Ces thèmes apparaissent dans les nouvelles qui composent Le cimetière des rêves, mais il serait quelque peu réducteur de ne résumer ces textes qu’à leur contenu engagé. Au fil de la lecture d’autres sujets émergent, en particulier la difficile articulation entre Orient et Occident. Le déracinement, le choc des cultures, la perte des repères (familiaux ou culturels), la nostalgie d’un passé perdu…. Tous font écho au propre parcours personnel de l’écrivaine, qui dut quitter son Liban natal pour finalement trouver un point de chute à Londres. Le personnage de la nouvelle “Je balaie le soleil des terrasses”, une jeune femmes qui a quitté son pays pour réaliser son rêve d’Occident en Angleterre, est ainsi tiraillé entre sa fascination profonde pour le mode de vie européen et les souvenirs de sa vie passée, faits de couleurs, de saveurs et de senteurs qui s’imposent à elle avec une acuité d’autant plus douloureuse qu’ils sont un contrepoint à de nombreuses désillusions.
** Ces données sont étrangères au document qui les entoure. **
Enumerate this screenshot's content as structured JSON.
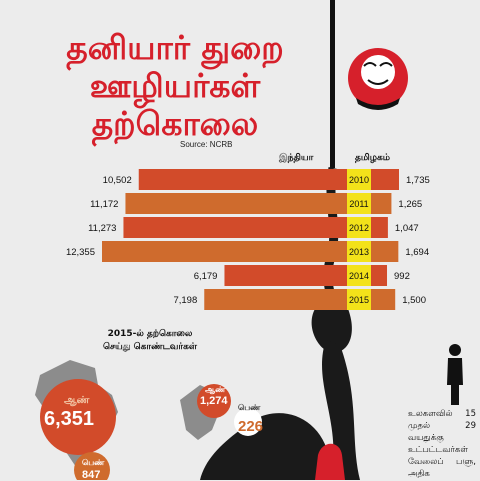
{
  "title": {
    "line1": "தனியார் துறை",
    "line2": "ஊழியர்கள்",
    "line3": "தற்கொலை"
  },
  "source": "Source: NCRB",
  "colors": {
    "red": "#d6202b",
    "india_bar": "#d24b2a",
    "tn_bar": "#cf6b2d",
    "year_box": "#f3e21a",
    "rope": "#1a1a1a",
    "background": "#ececec"
  },
  "chart_data": {
    "type": "bar",
    "orientation": "horizontal-back-to-back",
    "categories": [
      "2010",
      "2011",
      "2012",
      "2013",
      "2014",
      "2015"
    ],
    "series": [
      {
        "name": "இந்தியா",
        "values": [
          10502,
          11172,
          11273,
          12355,
          6179,
          7198
        ]
      },
      {
        "name": "தமிழகம்",
        "values": [
          1735,
          1265,
          1047,
          1694,
          992,
          1500
        ]
      }
    ],
    "labels_india": [
      "10,502",
      "11,172",
      "11,273",
      "12,355",
      "6,179",
      "7,198"
    ],
    "labels_tn": [
      "1,735",
      "1,265",
      "1,047",
      "1,694",
      "992",
      "1,500"
    ]
  },
  "breakdown": {
    "subtitle_line1": "2015-ல் தற்கொலை",
    "subtitle_line2": "செய்து கொண்டவர்கள்",
    "india": {
      "male_label": "ஆண்",
      "male_value": "6,351",
      "female_label": "பெண்",
      "female_value": "847"
    },
    "tamilnadu": {
      "male_label": "ஆண்",
      "male_value": "1,274",
      "female_label": "பெண்",
      "female_value": "226"
    }
  },
  "side_note": "உலகளவில் 15 முதல் 29 வயதுக்கு உட்பட்டவர்கள் வேலைப் பளு, அதிக",
  "logo": {
    "icon": "face-logo-icon"
  }
}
Ce qui émerge de ces textes au ton doux amer et parfois sombre, c’est le courage de ces femmes face à l’adversité et au changement. Leur grandeur dépasse l'étendue de leurs failles, qu’elles tentent de surmonter avec des stratégies diverses et souvent surprenantes. Au lecteur de suivre ces lignes de fracture, comme on glisse délicatement le doigt le long d’une anfractuosité, découvrant des nœuds, des embranchements secondaires, de nouveaux chemins sur le sentier difficile de la vie. Et à la fin, s’esquisse subtilement un tableau fait de multiples visages, ceux de ces femmes qui luttent pour trouver une place, pour préserver leur intégrité et leur liberté.
10 commentaires:
Contente que ça t’ai plu.Finalement les nouvelles c’est pas mal.
Merci pour la découverte, je vais lire d'autres livres de Hanan El-Cheikh, c'est une certitude.
De rien.
On m’a recommandé L’Orient derrière soi de André Tubeuf.
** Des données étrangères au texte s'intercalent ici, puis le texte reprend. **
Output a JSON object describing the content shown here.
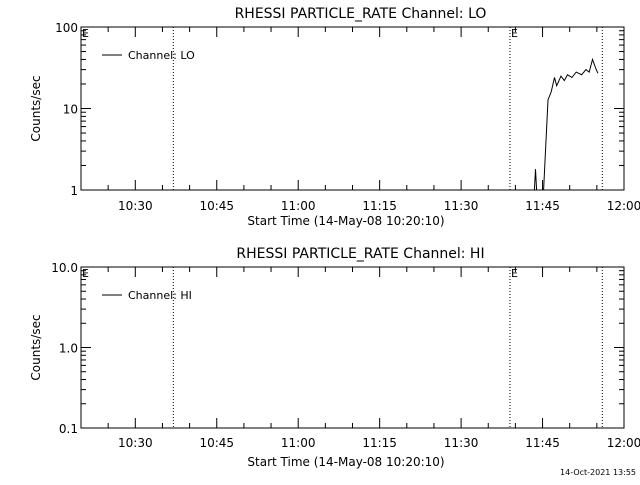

C’est une enfance en Orient racontée par André Tubeuf,né là bas,de parents français qui étaient partis travailler en Orient.
Je connais pas du tout l’auteur.
Je ne connais pas non plus, mais je note les références, merci !
Yes
https://soleilgreen.blogspot.com/2017/10/lorient-derriere-soi.html
Il y a des convergences étonnantes sur ce blog ;-)
Oui😁
Il reste encore beaucoup à découvrir au niveau littérature orientale.
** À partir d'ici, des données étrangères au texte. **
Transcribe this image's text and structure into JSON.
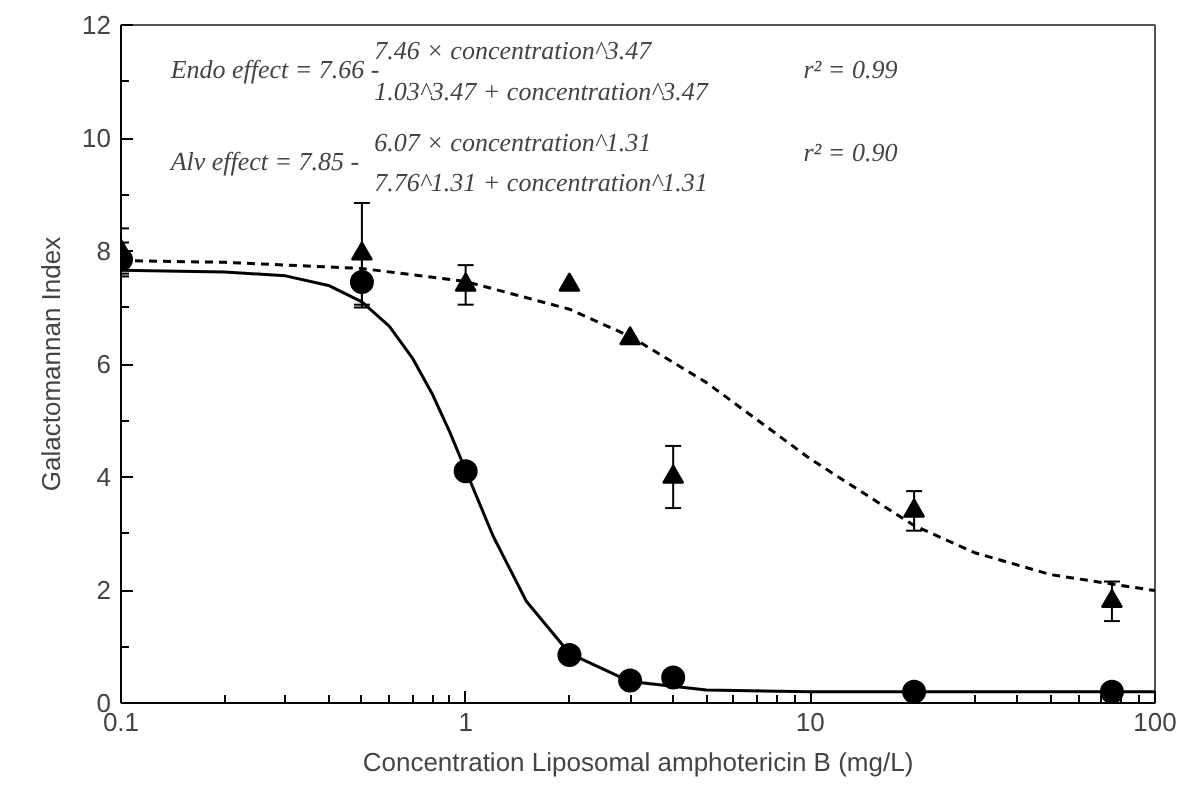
{
  "chart_data": {
    "type": "scatter",
    "xlabel": "Concentration Liposomal amphotericin B (mg/L)",
    "ylabel": "Galactomannan Index",
    "log": "x",
    "xlim": [
      0.1,
      100
    ],
    "xticks": [
      0.1,
      1,
      10,
      100
    ],
    "ylim": [
      0,
      12
    ],
    "yticks": [
      0,
      2,
      4,
      6,
      8,
      10,
      12
    ],
    "grid": false,
    "annotations": [
      "Endo effect = 7.66 -",
      "7.46 × concentration^3.47",
      "1.03^3.47 + concentration^3.47",
      "r² = 0.99",
      "Alv effect = 7.85 -",
      "6.07 × concentration^1.31",
      "7.76^1.31 + concentration^1.31",
      "r² = 0.90"
    ],
    "series": [
      {
        "marker": "circle",
        "color": "#000000",
        "x": [
          0.1,
          0.5,
          1,
          2,
          3,
          4,
          20,
          75
        ],
        "values": [
          7.85,
          7.45,
          4.1,
          0.85,
          0.4,
          0.45,
          0.2,
          0.2
        ],
        "errors": [
          0.3,
          0.45,
          null,
          null,
          null,
          null,
          null,
          null
        ]
      },
      {
        "marker": "triangle",
        "color": "#000000",
        "x": [
          0.1,
          0.5,
          1,
          2,
          3,
          4,
          20,
          75
        ],
        "values": [
          8.0,
          7.95,
          7.4,
          7.4,
          6.45,
          4.0,
          3.4,
          1.8
        ],
        "errors": [
          0.4,
          0.9,
          0.35,
          null,
          null,
          0.55,
          0.35,
          0.35
        ]
      },
      {
        "type": "line",
        "line_style": "solid",
        "color": "#000000",
        "x": [
          0.1,
          0.2,
          0.3,
          0.4,
          0.5,
          0.6,
          0.7,
          0.8,
          0.9,
          1,
          1.2,
          1.5,
          2,
          3,
          5,
          10,
          100
        ],
        "values": [
          7.66,
          7.63,
          7.56,
          7.39,
          7.1,
          6.67,
          6.11,
          5.47,
          4.79,
          4.12,
          2.96,
          1.8,
          0.88,
          0.38,
          0.23,
          0.2,
          0.2
        ]
      },
      {
        "type": "line",
        "line_style": "dashed",
        "color": "#000000",
        "x": [
          0.1,
          0.2,
          0.5,
          1,
          2,
          3,
          5,
          10,
          20,
          30,
          50,
          100
        ],
        "values": [
          7.83,
          7.8,
          7.69,
          7.46,
          6.97,
          6.49,
          5.67,
          4.32,
          3.14,
          2.66,
          2.27,
          1.99
        ]
      }
    ]
  }
}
C'est le moins qu'on puisse dire, mais j'y travaille ;-)
J’avais lu cet été un bouquin de José Luis Sampedro que tu avais chroniqué.
J’ai mis un commentaire suite à ta chronique sur La vieille sirène mais il n’est pas paru. Peut-être pris dans la modération.
Oui, désolé, c'est ma faute. Je n'ai quasiment pas consulté le blog pendant les vacances.